Did anyone notice in the video what appeared to be speccies along Mulsanne, and the BIG trees they were standing/sheltering in? Crowd control anyone?

Those big trees are the ones that line the closed main road where the circuit joins the Mulsanne Straight at Tertre Rouge.  They are still there today, with a line of armco in front of them and were sadly the scene of the tragic death of Allan Simonsen in last year's race.  The video was of course from the early 60s when safety had not really been invented.

 

I watched the race from further along the Mulsanne one year in the early 70s.  You could drive up on of several small side roads that led up to the main road in normal times.  Bty then, they were closed off with armco but as long as you were discreet, you could watch the race.  If you made yourself too obvious one of the many gendarmes that lined the track would wander over and tell you to shove off.  I never understood why the Le Mans track needed to be policed so heavily - maybe they thought someone might try to steal a car.  I am sure it was nothing to do with getting a free (paid) day at the races for the lads in blue.



#12 Lee Nicolle

Lee Nicolle
  • Member

  • 5,654 posts
  • Joined: July 08

Posted 31 March 2014 - 09:17

Turn up the sound, take in the beauty. This rare film short shows the legendary Ford GT at speed in its original 1964 configuration...you know, before the aerodynamics people really got hold of it. Did they improve the look of the car, or ruin it? 


Video: The Birth of the Ford GT, 1964 | Mac's Motor City Garage.com 

 

 

 

xvro.jpg

Wire wheels?

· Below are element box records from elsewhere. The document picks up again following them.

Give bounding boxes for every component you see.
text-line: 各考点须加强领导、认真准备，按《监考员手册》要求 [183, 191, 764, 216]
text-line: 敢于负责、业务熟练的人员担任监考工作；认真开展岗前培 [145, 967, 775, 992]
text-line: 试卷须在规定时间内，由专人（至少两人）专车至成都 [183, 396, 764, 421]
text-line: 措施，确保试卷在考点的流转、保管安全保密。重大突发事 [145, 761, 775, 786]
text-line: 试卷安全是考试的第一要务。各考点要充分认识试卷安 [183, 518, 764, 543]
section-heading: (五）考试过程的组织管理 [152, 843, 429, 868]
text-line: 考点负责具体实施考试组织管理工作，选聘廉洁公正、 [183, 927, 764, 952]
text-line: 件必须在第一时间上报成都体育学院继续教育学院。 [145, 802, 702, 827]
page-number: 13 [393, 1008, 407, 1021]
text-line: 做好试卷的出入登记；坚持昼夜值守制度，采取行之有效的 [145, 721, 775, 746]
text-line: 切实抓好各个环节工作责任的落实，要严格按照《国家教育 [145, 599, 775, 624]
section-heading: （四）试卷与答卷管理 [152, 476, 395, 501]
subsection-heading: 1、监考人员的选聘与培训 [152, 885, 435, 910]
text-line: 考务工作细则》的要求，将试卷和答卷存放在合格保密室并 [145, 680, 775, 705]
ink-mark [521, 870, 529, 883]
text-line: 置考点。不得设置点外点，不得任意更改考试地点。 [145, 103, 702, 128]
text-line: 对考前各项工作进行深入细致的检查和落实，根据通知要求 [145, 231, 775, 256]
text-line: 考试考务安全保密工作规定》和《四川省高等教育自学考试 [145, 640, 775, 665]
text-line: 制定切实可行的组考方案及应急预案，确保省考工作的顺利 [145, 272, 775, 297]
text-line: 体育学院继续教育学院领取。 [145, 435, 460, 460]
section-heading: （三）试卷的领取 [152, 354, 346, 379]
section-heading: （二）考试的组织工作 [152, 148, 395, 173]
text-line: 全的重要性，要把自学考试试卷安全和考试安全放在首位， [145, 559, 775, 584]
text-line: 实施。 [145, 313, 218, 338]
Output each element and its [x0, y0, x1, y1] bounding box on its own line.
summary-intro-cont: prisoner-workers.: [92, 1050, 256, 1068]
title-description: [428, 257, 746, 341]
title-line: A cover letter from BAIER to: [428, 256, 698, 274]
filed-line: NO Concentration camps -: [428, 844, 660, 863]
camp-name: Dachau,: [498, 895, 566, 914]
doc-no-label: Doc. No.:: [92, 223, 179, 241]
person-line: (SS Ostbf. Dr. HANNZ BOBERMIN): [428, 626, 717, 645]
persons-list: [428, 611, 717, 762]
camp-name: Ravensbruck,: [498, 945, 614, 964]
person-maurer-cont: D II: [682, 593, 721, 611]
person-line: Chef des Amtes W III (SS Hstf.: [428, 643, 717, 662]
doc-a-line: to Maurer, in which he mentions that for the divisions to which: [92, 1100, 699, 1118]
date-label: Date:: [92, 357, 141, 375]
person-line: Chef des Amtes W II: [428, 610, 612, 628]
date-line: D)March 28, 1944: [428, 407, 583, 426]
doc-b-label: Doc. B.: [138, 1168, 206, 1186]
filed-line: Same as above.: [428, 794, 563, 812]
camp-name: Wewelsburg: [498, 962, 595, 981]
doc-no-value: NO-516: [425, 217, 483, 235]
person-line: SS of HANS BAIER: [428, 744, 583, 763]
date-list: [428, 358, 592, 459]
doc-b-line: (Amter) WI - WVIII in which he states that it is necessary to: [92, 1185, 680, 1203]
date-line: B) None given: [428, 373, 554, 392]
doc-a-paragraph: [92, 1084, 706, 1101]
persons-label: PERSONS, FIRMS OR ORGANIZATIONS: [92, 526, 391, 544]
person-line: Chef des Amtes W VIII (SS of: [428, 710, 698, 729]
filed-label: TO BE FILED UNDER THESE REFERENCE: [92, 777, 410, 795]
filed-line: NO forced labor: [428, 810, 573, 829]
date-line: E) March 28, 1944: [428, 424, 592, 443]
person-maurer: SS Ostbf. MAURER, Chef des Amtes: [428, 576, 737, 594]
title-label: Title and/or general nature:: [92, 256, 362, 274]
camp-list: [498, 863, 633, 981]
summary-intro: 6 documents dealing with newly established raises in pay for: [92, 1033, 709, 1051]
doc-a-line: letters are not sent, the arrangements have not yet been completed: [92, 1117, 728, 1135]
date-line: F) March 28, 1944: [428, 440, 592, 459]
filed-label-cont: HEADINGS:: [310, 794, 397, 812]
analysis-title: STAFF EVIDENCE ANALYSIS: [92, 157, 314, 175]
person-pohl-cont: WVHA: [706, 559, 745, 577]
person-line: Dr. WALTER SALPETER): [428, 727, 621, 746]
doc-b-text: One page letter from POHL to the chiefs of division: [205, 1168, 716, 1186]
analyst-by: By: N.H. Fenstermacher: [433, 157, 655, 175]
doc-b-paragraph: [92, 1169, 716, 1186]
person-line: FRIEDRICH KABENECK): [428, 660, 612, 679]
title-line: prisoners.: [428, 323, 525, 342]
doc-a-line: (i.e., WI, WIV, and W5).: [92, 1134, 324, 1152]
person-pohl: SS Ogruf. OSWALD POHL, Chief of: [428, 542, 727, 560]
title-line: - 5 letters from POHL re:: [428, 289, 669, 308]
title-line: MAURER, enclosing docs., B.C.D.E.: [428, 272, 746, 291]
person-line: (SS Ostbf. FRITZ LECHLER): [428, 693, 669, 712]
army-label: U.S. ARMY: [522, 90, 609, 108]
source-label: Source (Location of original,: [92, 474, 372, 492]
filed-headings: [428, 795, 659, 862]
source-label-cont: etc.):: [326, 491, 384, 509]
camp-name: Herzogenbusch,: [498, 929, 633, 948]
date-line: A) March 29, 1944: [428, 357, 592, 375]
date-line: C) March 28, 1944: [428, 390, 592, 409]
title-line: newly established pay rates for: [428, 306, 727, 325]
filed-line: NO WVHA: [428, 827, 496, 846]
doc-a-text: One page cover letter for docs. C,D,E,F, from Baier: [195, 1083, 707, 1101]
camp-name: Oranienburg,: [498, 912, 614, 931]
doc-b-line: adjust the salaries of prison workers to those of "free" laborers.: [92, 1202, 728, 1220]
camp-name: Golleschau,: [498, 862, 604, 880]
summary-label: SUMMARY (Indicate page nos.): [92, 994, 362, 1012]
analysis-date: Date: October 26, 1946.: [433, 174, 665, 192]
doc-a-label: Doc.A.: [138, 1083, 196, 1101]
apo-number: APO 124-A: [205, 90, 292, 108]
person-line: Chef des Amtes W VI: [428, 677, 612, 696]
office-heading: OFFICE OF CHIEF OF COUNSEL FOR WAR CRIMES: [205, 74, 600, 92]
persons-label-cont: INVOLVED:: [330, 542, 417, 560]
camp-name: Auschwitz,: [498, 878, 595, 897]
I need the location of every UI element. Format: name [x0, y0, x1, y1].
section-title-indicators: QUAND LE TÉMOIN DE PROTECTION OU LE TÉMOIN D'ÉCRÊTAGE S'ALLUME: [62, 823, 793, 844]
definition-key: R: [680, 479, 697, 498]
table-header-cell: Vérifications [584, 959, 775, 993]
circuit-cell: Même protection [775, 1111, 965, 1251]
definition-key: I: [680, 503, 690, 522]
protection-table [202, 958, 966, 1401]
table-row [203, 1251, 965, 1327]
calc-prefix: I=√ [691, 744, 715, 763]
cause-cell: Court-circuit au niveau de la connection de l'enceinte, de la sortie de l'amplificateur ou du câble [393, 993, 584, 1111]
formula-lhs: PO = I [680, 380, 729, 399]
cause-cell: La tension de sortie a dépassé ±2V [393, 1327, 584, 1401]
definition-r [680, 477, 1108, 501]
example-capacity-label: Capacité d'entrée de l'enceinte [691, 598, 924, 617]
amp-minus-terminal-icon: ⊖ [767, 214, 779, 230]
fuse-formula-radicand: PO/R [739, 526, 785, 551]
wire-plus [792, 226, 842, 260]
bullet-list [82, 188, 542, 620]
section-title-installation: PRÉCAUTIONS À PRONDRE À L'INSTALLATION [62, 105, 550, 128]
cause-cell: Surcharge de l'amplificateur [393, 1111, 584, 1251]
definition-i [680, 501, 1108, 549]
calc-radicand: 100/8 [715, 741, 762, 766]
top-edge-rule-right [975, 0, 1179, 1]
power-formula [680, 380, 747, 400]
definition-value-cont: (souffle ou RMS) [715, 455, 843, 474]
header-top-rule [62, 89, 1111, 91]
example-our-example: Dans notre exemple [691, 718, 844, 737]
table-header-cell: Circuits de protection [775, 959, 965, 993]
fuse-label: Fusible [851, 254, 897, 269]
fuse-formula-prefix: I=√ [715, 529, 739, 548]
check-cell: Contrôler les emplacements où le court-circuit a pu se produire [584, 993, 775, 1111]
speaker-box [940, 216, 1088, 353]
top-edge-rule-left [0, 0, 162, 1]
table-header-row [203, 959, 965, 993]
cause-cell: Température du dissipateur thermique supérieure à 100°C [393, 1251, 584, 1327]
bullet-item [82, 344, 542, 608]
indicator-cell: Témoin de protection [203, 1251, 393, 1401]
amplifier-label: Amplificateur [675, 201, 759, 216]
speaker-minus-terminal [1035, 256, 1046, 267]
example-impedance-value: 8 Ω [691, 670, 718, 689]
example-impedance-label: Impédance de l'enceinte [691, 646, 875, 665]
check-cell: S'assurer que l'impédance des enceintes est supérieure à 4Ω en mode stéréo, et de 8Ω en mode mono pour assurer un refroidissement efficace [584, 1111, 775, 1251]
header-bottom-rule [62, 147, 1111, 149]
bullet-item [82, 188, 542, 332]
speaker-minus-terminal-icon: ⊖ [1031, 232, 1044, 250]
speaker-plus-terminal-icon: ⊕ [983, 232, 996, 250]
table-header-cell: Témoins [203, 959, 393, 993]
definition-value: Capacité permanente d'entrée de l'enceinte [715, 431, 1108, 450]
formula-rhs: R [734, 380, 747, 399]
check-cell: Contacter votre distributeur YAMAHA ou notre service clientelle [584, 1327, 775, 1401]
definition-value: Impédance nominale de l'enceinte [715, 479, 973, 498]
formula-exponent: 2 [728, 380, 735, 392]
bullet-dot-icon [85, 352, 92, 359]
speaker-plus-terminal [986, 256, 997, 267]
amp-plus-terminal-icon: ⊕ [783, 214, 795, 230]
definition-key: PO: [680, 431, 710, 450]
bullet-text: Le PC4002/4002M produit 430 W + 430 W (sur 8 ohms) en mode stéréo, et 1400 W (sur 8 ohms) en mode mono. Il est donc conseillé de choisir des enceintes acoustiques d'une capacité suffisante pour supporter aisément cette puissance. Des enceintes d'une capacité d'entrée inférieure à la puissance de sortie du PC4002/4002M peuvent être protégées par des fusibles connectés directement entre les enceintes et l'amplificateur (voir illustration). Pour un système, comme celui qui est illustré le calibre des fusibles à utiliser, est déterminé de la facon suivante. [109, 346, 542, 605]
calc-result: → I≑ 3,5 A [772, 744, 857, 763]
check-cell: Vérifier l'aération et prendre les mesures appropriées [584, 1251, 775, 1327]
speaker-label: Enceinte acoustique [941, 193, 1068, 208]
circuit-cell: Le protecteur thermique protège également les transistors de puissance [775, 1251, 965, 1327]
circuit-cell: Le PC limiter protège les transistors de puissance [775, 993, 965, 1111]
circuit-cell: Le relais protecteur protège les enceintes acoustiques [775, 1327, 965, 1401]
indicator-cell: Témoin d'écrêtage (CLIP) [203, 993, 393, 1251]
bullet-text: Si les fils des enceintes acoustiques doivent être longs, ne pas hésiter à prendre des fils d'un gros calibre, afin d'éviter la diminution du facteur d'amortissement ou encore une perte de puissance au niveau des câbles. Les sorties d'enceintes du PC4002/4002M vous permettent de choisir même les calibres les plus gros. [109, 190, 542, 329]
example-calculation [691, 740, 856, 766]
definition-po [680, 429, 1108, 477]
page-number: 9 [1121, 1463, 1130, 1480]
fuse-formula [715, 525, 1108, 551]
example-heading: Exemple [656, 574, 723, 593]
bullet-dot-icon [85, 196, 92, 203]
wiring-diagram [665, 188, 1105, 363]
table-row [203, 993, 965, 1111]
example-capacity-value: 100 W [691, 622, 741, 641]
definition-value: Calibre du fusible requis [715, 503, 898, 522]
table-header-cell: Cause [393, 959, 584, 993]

What were they thinking. Look at the later pics with the wider, infinitly stronger alloy wheels. 

In that pic I am sure the wheel is flexing just like the tyre.



#13 Lee Nicolle

Lee Nicolle
  • Member

  • 5,654 posts
  • Joined: July 08

Posted 31 March 2014 - 09:25

I'm voting for a later version in proper John Wyer livery:

https://upload.wikim...at_Goodwood.jpg

Me too, I like that styling and package. 

Though Gulf Western color scheme while distinctive has never done anything for me. Though if they come up with the money to run the car the color scheme is great!


Edited by Lee Nicolle, 31 March 2014 - 09:27.


#14 Alan Baker

Alan Baker
  • Member

  • 73 posts
  • Joined: January 03

Posted 06 April 2014 - 13:28

I'm sure a professional stylist can give me eight reasons I am totally wrong about this, but to me the best looking Ford GT is the final 1967 Mk IV version, in which the original aesthetic was totally subverted by aero considerations. 

Please! The Ford Mk. IV was not a"Ford GT". The 1964 Ford GT developed in two ways, the 7 litre Ford GT Mk. II and the 4.7 litre production GT40 ( a Mk.II is NOT a GT40). The 1967 Mk.IV (Ford dropped all reference to "GT" in 1967, even for the Mk.II's) was developed from the 1966 "J" car, entirely developed in the USA and having nothing in common with the original Ford GT and zero input from FAV in Slough, it is not a "version" of the original car anymore than the 1967 Ferrari 330P4 is a version of the 1964 250LM.